Tratto da The Submarine di Alessandro Massone

Migliaia di attivisti da tutta Europa - secondo la polizia tra 8 e 10 mila persone, secondo gli organizzatori più di 35 mila - sono arrivati a Lützerath per porsi come ultima linea in difesa del piccolo centro tedesco, abbandonato, che deve essere distrutto per garantire l'espansione della miniera di lignite di Garzweiler.

Tra loro c’era anche Greta Thunberg, che nel proprio intervento ha descritto la decisione di espandere la miniera di carbone come “vergognosa,” e ha denunciato come il capitalismo metta sempre i profitti davanti al benessere umano.

Il paese è abbandonato da anni — proprio perché incombeva l’espansione della miniera — ma gli attivisti sono intenzionati a cercare di fermarne la distruzione, sottolineando che l’allargamento costituirebbe una delle più grandi “bombe di carbonio” d’Europa. Le bombe di carbonio sono definite come progetti — esistenti o in fieri — di estrazione di combustibili fossili che risultano, o possono risultare, nell’emissione di un miliardo di tonnellate di CO2 nell’atmosfera.
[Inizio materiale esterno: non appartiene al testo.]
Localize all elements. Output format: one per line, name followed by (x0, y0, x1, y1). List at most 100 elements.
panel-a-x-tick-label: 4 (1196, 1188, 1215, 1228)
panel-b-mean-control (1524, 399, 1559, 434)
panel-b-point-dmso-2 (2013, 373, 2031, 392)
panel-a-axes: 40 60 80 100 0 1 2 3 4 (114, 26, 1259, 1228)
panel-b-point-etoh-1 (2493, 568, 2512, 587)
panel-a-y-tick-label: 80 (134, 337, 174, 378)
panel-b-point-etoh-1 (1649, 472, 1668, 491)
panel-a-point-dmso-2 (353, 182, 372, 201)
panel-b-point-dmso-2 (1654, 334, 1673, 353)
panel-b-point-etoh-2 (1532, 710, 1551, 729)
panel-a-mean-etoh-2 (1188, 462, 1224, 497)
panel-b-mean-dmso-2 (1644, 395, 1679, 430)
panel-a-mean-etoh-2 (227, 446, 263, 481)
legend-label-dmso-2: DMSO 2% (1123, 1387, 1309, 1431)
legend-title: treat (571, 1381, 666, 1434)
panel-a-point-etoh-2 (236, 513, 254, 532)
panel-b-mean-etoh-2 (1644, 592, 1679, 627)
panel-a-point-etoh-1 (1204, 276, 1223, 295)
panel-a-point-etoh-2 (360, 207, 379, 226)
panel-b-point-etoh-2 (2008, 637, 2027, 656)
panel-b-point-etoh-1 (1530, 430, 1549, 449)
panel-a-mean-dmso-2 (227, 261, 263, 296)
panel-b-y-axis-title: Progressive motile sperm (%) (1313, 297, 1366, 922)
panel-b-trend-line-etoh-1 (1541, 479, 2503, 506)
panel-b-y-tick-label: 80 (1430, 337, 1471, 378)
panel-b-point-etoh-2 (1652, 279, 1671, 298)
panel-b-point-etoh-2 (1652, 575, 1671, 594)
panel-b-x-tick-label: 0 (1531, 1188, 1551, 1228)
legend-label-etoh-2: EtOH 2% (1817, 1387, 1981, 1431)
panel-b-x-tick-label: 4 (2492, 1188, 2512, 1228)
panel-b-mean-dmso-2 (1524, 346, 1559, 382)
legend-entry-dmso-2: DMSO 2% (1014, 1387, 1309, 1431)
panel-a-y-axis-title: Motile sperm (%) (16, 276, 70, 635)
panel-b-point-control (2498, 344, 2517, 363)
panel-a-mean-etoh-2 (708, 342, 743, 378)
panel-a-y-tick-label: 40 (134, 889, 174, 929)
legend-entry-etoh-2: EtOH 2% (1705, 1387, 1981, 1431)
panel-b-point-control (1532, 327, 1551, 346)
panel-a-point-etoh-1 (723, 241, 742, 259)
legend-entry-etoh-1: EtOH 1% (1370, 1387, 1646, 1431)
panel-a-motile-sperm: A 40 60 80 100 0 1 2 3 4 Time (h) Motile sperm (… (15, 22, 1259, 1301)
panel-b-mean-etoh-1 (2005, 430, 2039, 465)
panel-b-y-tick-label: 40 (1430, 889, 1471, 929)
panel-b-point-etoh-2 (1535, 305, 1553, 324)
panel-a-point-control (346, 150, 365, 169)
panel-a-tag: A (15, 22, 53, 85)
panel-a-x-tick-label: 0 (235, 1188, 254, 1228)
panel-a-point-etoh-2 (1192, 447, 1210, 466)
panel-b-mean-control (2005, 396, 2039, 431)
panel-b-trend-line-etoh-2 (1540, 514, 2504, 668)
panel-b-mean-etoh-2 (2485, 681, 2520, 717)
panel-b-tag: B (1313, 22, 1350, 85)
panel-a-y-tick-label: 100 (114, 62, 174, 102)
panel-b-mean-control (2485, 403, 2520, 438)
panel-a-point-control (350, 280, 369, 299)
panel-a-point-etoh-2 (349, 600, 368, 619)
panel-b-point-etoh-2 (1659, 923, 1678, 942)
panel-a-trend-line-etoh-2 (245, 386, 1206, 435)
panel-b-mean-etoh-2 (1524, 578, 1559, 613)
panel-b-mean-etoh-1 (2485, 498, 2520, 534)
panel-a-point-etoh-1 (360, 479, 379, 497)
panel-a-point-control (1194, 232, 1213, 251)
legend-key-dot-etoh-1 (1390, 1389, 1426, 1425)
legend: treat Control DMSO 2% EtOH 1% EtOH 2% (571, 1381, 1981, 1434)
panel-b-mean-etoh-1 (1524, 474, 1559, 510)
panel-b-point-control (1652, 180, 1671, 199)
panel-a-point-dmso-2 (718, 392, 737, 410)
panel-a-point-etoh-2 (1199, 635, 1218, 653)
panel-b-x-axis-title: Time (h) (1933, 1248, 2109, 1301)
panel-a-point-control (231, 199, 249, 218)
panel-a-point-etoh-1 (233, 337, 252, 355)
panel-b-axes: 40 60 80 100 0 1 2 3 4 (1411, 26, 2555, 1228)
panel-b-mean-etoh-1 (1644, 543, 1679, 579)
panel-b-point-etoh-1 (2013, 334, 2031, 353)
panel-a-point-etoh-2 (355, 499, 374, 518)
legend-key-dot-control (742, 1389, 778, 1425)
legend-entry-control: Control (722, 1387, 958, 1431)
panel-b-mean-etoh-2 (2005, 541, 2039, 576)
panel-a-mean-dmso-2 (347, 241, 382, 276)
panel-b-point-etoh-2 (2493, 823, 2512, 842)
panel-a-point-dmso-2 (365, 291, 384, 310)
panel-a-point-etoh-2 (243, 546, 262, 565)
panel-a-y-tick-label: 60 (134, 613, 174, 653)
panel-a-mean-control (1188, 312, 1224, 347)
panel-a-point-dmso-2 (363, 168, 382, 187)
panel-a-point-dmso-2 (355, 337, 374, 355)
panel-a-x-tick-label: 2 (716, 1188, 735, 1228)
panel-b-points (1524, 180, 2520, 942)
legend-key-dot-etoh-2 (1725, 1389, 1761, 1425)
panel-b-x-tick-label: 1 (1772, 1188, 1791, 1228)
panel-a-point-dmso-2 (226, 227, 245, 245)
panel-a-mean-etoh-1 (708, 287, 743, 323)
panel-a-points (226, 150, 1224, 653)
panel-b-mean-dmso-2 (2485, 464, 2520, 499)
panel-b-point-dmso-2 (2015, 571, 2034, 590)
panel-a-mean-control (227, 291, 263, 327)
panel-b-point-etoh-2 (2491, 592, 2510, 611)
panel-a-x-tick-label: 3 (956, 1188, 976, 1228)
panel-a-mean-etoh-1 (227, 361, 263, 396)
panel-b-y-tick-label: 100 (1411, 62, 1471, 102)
Sotto il paese tedesco si estende il giacimento di lignite della miniera di Garzweiler: la lignite, un tipo di carbone fossile, è la singola fonte di energia più dannosa per l’ambiente e l’area della miniera nel Nord Reno-Westfalia è già la fonte più grande di emissioni di CO2 in tutta Europa. Nel proprio comunicato stampa, Greenpeace definisce l’operazione come “un esempio vivido dei crimini che le aziende di combustibili fossili stanno commettendo in tutto il pianeta. Le aziende di combustibili fossili stanno inquinando e hanno rovinato la vita delle persone da quando esistono e l’hanno sempre fatta franca. Non permetteremo che questo continui, in Germania e nel resto del mondo.”

Tratto da MicroMega di Alessio Salviato

Le proteste servono a convincerci che l’unico modo che abbiamo per risolvere il problema è agire tutti e subito. Perché soffermarsi sul dito mentre gli attivisti ci indicano la luna?

Negli ultimi mesi abbiamo visto decine di attivisti ambientali lanciare vernice fresca contro i quadri esposti nei musei, bloccare le strade romane, impedire la partenza dei jet privati. Alcune settimane fa gli attivisti di “ultima generazione” hanno colpito anche la facciata del Teatro alla Scala. Di fronte a questi atti, la reazione di dissenso e condanna da parte della società civile sembra unanime – basta leggere qualche commento nei social network per cogliere la rabbia collettiva. Qualche forma di sostegno l’hanno ricevuta solo gli attivisti di Linate, complice il recente dibattito sull’inquinamento dei jet privati, rei di consumare in quattro ore l’equivalente di un cittadino medio in un anno.